I was a cartoon character. The dollar signs in my eyes bugged in and out. [audience laughter] Boing, boing, boing. I was just so excited, because nothing like this would ever happen to somebody in my family. So, it was very exciting. We said, “What's the next step?” And the guy goes, “Take a picture of it tonight when you get home and send it to me and I'll tell you what I think.” So, we go home. Sam was also into the photography of coins, these really accurate pictures of coins. And then he sends it to this guy. And the guy immediately emails back. He says, “I think you got something here.” 

 

So, I'm thinking like, in excess of $100,000. That's what university of Illinois at that time was $120,000, something like that. [audience laughter] So, that's what I'm thinking, you know? And so, I'm so excited. We're going crazy in the house. We're running around, and we're like, “Oh, what do we do with the pennies?” So, we hid it in between his box spring and the mattress. [audience laughter] God forbid the house gets robbed. They won't be able to find the penny in the bed. [audience laughter] And then, we asked the guy, “What's the next step?” This guy's like the MS. Like, he knows everything. You know, he's like Moses or something. We just met him at this thing. [audience laughter] 

 

So he says, “You got to take it. You have to get it graded, like, officially assessed by these national grading companies.
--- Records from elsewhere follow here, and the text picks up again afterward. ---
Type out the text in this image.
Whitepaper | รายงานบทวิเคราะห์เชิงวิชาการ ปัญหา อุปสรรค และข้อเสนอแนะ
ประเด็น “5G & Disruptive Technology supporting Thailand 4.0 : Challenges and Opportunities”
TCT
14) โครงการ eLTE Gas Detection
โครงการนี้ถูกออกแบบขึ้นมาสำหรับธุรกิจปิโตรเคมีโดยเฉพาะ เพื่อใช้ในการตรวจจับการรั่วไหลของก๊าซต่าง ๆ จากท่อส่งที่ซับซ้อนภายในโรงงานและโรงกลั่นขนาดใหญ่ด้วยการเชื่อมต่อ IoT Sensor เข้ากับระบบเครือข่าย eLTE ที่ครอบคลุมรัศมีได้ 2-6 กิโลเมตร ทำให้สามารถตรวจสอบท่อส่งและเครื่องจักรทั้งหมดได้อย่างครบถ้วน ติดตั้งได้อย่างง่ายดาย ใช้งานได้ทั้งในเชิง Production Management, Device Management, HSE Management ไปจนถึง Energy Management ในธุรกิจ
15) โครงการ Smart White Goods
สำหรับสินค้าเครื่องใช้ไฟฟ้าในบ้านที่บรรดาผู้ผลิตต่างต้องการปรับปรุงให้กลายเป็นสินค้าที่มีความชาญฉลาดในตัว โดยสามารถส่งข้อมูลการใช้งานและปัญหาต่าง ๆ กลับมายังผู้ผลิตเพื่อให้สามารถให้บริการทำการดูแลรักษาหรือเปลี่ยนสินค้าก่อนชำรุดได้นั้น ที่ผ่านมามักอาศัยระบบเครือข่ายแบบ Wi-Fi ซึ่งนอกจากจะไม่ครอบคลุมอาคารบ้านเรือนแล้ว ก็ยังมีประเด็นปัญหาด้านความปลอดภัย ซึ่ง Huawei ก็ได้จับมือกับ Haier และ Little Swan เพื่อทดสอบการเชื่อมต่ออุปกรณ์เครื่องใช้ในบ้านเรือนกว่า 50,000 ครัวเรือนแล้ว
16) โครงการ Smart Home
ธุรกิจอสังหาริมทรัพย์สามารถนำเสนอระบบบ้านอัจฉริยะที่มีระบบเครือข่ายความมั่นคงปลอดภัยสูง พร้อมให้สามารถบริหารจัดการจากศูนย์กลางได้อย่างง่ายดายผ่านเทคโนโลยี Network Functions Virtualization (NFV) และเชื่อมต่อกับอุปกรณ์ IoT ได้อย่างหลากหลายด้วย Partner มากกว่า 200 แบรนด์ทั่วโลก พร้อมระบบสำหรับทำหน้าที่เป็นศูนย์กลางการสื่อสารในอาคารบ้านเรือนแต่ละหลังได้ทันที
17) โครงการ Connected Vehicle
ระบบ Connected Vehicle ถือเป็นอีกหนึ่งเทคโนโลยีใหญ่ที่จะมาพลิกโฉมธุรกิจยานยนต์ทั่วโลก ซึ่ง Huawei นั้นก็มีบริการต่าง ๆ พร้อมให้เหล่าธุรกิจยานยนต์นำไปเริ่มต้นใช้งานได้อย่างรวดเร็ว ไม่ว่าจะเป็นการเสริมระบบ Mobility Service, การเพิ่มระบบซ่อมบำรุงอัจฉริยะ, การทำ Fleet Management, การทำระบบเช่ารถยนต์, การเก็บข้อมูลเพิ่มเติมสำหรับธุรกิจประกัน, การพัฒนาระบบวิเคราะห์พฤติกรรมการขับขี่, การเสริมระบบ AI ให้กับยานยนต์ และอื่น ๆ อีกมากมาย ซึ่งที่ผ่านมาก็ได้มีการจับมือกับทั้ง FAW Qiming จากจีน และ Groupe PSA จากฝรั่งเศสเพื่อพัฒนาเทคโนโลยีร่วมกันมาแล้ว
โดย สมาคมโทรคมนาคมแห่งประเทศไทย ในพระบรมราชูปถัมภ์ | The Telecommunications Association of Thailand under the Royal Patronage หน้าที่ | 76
One of them was coming to the Rosemont Convention Center for a big convention in the next month.” So, we waited, guarded the house. [audience laughter] We were on constant vigil. And so, we go to this coin show a month later, and I walk in. I'm making sure nobody's following me, because I've got the coin of the century. And I walk in, and we go up to the booth and I tell the guy, I go, “What do we want to do?” And he goes, “Yeah, let me see it. So, I give it to him, and in two seconds, he says, “Has this been cleaned?” And I looked at Sam. And Sam, he's a little man, and he bows his head, and the energy just goes out of his body. I realized he had cleaned it and it's now worth nothing. So, we went from this to this. 

 

And so, at that time, I had to stop being his financial planner and be his father, [audience laughter] you know? So, I said, “Come on, let's take a walk.” And so, we go. We went on the stairwell. I remember we sat down. I go, “Did you really clean that coin?” And he said, “Ah, maybe.” [audience laughter] Maybe. Of course, man. He, for sure, did. And so, now, again, I can't be his financial planner. I have to be his father. I said, “Listen, you know what? We never had this money. It wasn't ours. Things like that. That's just crazy fortune.” I said, “Don't worry about it. We're going to be fine. You know, the best things in life are the ones you have to work for.” 

 

] And as I'm saying this, I'm making myself actually believe it too. And so, he started feeling better. I said, “Do you want to go back in the show or you want to go home? And he said, “Let's go back in the show. I love coins.” I'm like, “Okay, cool. He got over it, and I was over it. We're walking around, and I come up with the brilliant idea of, “Hey, do you want to find out what it would have been worth if we didn't clean it?” [audience booing] Really, really stupid idea, right? [audience laughter] So, we go back to the grading guy, and I walk up to him, I said, “What would this coin have been worth if we didn't clean it?” He goes, “Eh, 20, 25 bucks?” And I go, “No, no, if we didn't clean it.” [audience laughter] And he goes, “Yeah, 20, 25 bucks.” I go, wait, “It's a 1943-S double die, right? It was stamped twice by the San Francisco Mint in 1943 by mistake. Only a few got it to circulation, right?” 

 

He goes, “No, it's something.” He goes, “It's not what you're talking about. He goes, it's worth 20 or 25 bucks whether you cleaned it or not.” So, we realized, you know what-- I was thinking, like, we had won the golden ticket, that this was like the Willy Wonka episode where we want to go and we never had it in the first place. So, all of a sudden, we're jumping up and down [audience laughter] like we had just found the 1943-S double die, you know? I realized, coins, when they're flawed, sometimes are very valuable. But when we're flawed as people, we really learn some valuable lessons. Thank you.